The sound of the cuckoo clock in the dining room indicated that it was half past nine. If we wanted to make it to the bank by ten we needed to get ready.
Claire spoke up next. “Laura, if you think you are ready, we really should get prepared to head out.
”
Laura wiped at her wet eyes again. “I’m ready.”
Claire instantly flushed with excitement and I could tell that she really lived for this stuff. She acted like a junkie, getting high off the adrenaline rush of robbery. Her eyes were sparkling as she skipped back to the family room and disappeared into the opening in the floor. A series of clanging and banging sounds made their way up from the underground room as Claire readied the weapons.

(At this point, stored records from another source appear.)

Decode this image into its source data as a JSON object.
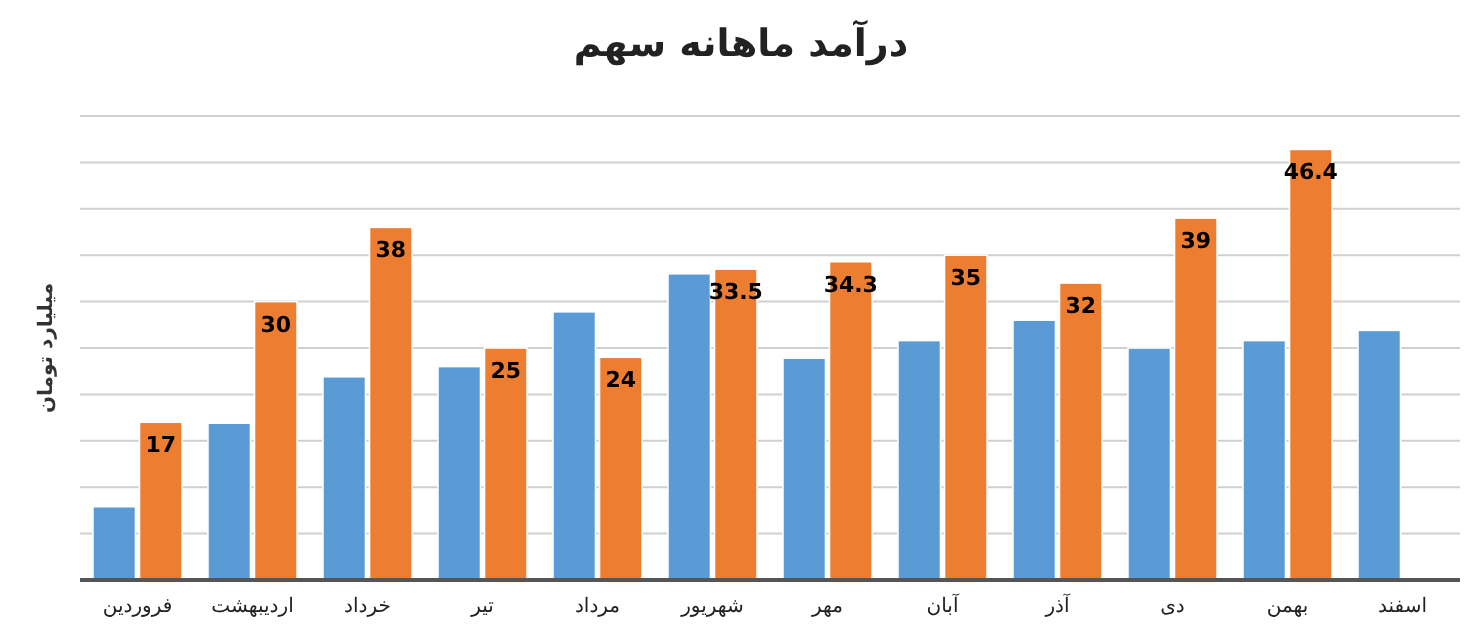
{
  "chart_data": {
    "type": "bar",
    "title": "درآمد ماهانه سهم",
    "ylabel": "میلیارد تومان",
    "categories": [
      "فروردین",
      "اردیبهشت",
      "خرداد",
      "تیر",
      "مرداد",
      "شهریور",
      "مهر",
      "آبان",
      "آذر",
      "دی",
      "بهمن",
      "اسفند"
    ],
    "series": [
      {
        "color": "#5b9bd5",
        "values": [
          7.9,
          16.9,
          21.9,
          23.0,
          28.9,
          33.0,
          23.9,
          25.8,
          28.0,
          25.0,
          25.8,
          26.9
        ]
      },
      {
        "color": "#ed7d31",
        "values": [
          17,
          30,
          38,
          25,
          24,
          33.5,
          34.3,
          35,
          32,
          39,
          46.4,
          null
        ],
        "value_labels": [
          "17",
          "30",
          "38",
          "25",
          "24",
          "33.5",
          "34.3",
          "35",
          "32",
          "39",
          "46.4",
          null
        ]
      }
    ],
    "ylim": [
      0,
      50
    ],
    "yticks": [
      {
        "value": 0,
        "label": null
      },
      {
        "value": 5,
        "label": null
      },
      {
        "value": 10,
        "label": null
      },
      {
        "value": 15,
        "label": null
      },
      {
        "value": 20,
        "label": null
      },
      {
        "value": 25,
        "label": null
      },
      {
        "value": 30,
        "label": null
      },
      {
        "value": 35,
        "label": null
      },
      {
        "value": 40,
        "label": null
      },
      {
        "value": 45,
        "label": null
      },
      {
        "value": 50,
        "label": null
      }
    ],
    "tick_labels": "x",
    "grid": "y"
  }
}
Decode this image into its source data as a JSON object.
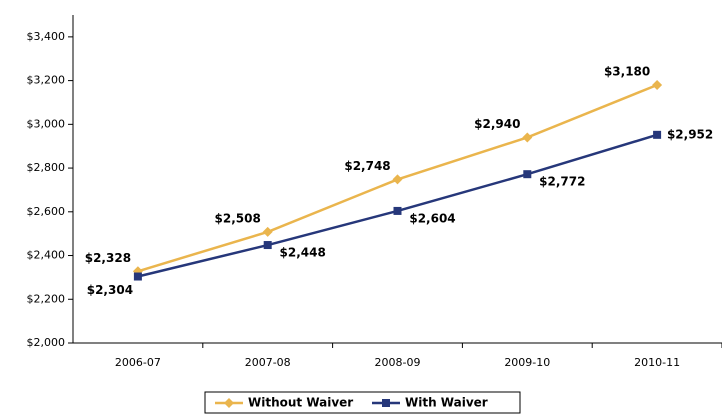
{
  "chart_data": {
    "type": "line",
    "categories": [
      "2006-07",
      "2007-08",
      "2008-09",
      "2009-10",
      "2010-11"
    ],
    "series": [
      {
        "name": "Without Waiver",
        "color": "#eab54d",
        "marker": "diamond",
        "values": [
          2328,
          2508,
          2748,
          2940,
          3180
        ],
        "value_labels": [
          "$2,328",
          "$2,508",
          "$2,748",
          "$2,940",
          "$3,180"
        ]
      },
      {
        "name": "With Waiver",
        "color": "#26377a",
        "marker": "square",
        "values": [
          2304,
          2448,
          2604,
          2772,
          2952
        ],
        "value_labels": [
          "$2,304",
          "$2,448",
          "$2,604",
          "$2,772",
          "$2,952"
        ]
      }
    ],
    "ylim": [
      2000,
      3500
    ],
    "yticks": [
      {
        "value": 2000,
        "label": "$2,000"
      },
      {
        "value": 2200,
        "label": "$2,200"
      },
      {
        "value": 2400,
        "label": "$2,400"
      },
      {
        "value": 2600,
        "label": "$2,600"
      },
      {
        "value": 2800,
        "label": "$2,800"
      },
      {
        "value": 3000,
        "label": "$3,000"
      },
      {
        "value": 3200,
        "label": "$3,200"
      },
      {
        "value": 3400,
        "label": "$3,400"
      }
    ],
    "grid": false,
    "legend": "bottom"
  }
}
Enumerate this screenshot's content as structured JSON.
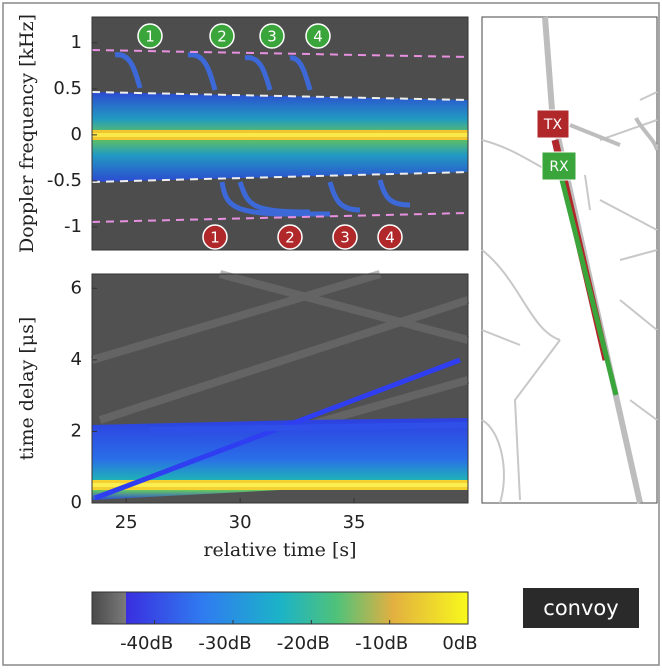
{
  "chart_data": [
    {
      "type": "heatmap",
      "ylabel": "Doppler frequency [kHz]",
      "ylim": [
        -1.25,
        1.28
      ],
      "yticks": [
        1,
        0.5,
        0,
        -0.5,
        -1
      ],
      "xlim": [
        23.5,
        40
      ],
      "markers": [
        {
          "color": "#3aa53a",
          "labels": [
            "1",
            "2",
            "3",
            "4"
          ]
        },
        {
          "color": "#b0282a",
          "labels": [
            "1",
            "2",
            "3",
            "4"
          ]
        }
      ]
    },
    {
      "type": "heatmap",
      "ylabel": "time delay [μs]",
      "xlabel": "relative time [s]",
      "ylim": [
        0,
        6.4
      ],
      "yticks": [
        0,
        2,
        4,
        6
      ],
      "xlim": [
        23.5,
        40
      ],
      "xticks": [
        25,
        30,
        35
      ]
    },
    {
      "type": "colorbar",
      "clim": [
        -48,
        0
      ],
      "ticks": [
        {
          "value": -40,
          "label": "-40dB"
        },
        {
          "value": -30,
          "label": "-30dB"
        },
        {
          "value": -20,
          "label": "-20dB"
        },
        {
          "value": -10,
          "label": "-10dB"
        },
        {
          "value": 0,
          "label": "0dB"
        }
      ]
    }
  ],
  "map": {
    "labels": [
      "TX",
      "RX"
    ],
    "scenario": "convoy"
  }
}
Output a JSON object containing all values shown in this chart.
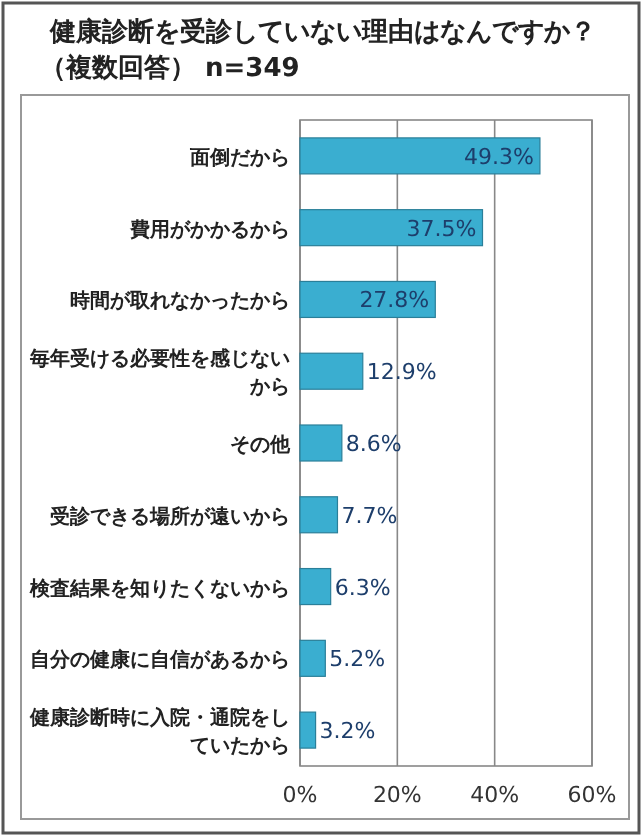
{
  "chart_data": {
    "type": "bar",
    "orientation": "horizontal",
    "title": "健康診断を受診していない理由はなんですか？",
    "subtitle": "（複数回答） n=349",
    "categories": [
      "面倒だから",
      "費用がかかるから",
      "時間が取れなかったから",
      "毎年受ける必要性を感じないから",
      "その他",
      "受診できる場所が遠いから",
      "検査結果を知りたくないから",
      "自分の健康に自信があるから",
      "健康診断時に入院・通院をしていたから"
    ],
    "values": [
      49.3,
      37.5,
      27.8,
      12.9,
      8.6,
      7.7,
      6.3,
      5.2,
      3.2
    ],
    "value_labels": [
      "49.3%",
      "37.5%",
      "27.8%",
      "12.9%",
      "8.6%",
      "7.7%",
      "6.3%",
      "5.2%",
      "3.2%"
    ],
    "color": "#3aaed0",
    "xlim": [
      0,
      60
    ],
    "xticks": [
      {
        "value": 0,
        "label": "0%"
      },
      {
        "value": 20,
        "label": "20%"
      },
      {
        "value": 40,
        "label": "40%"
      },
      {
        "value": 60,
        "label": "60%"
      }
    ],
    "grid": "x"
  }
}
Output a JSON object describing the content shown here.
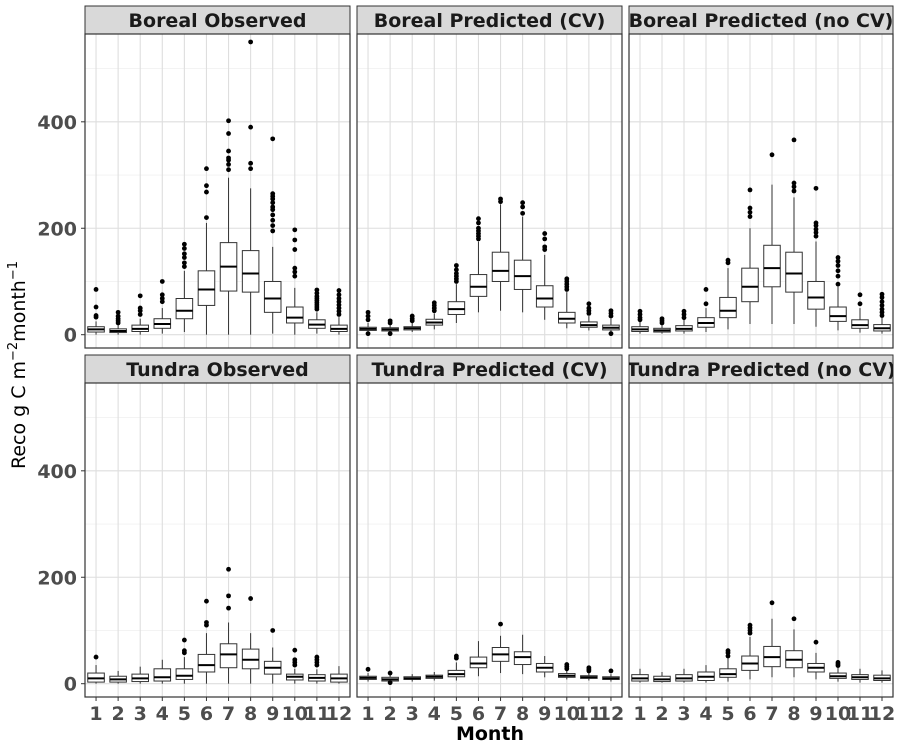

My Lucy dress had been neatly laid out on the sofa with the shoes placed on the floor in front of it. Grabbing up the hanger, I took the dress up stairs to the master suite. I wanted to use Claire’s bathroom so I could clean up my cut knee and try to bandage it up a bit.
Claire’s home was so beautiful on the first floor that I should have been prepared for the elegance that made up her master suite. A heavy four poster bed, set so high up from the floor that it had a small footstool next to it, adorned in a thick mauve and gold comforter sat against one wall. Heavy braiding trimmed the edges and matched the canopy that hung above it. Piles of overstuffed throw pillows were impeccably arranged across the headboard and an afghan sat neatly folded on an antique hope chest at the end of the bed. Two wing-backed chairs were arranged in front of a bay window in a little sitting area. The chairs were upholstered in a deep gold and each one had a little matching pillow balanced in one corner. A throw rung, obviously hand woven in a deep pile, sat before the two chairs elaborately combing all the shades of mauve and gold present in the room, right down to the light rose brocade of the wall paper.
Wide planks of walnut stained hardwood, polished to a high shine had obviously never experienced the trials of matchbox cars and soccer cleats extended into the en suite bathroom.
As I stood in the doorway of the room, gazing at the magnificent artwork and sculptures scattered around the room, I couldn’t help but wonder just how many of them were stolen.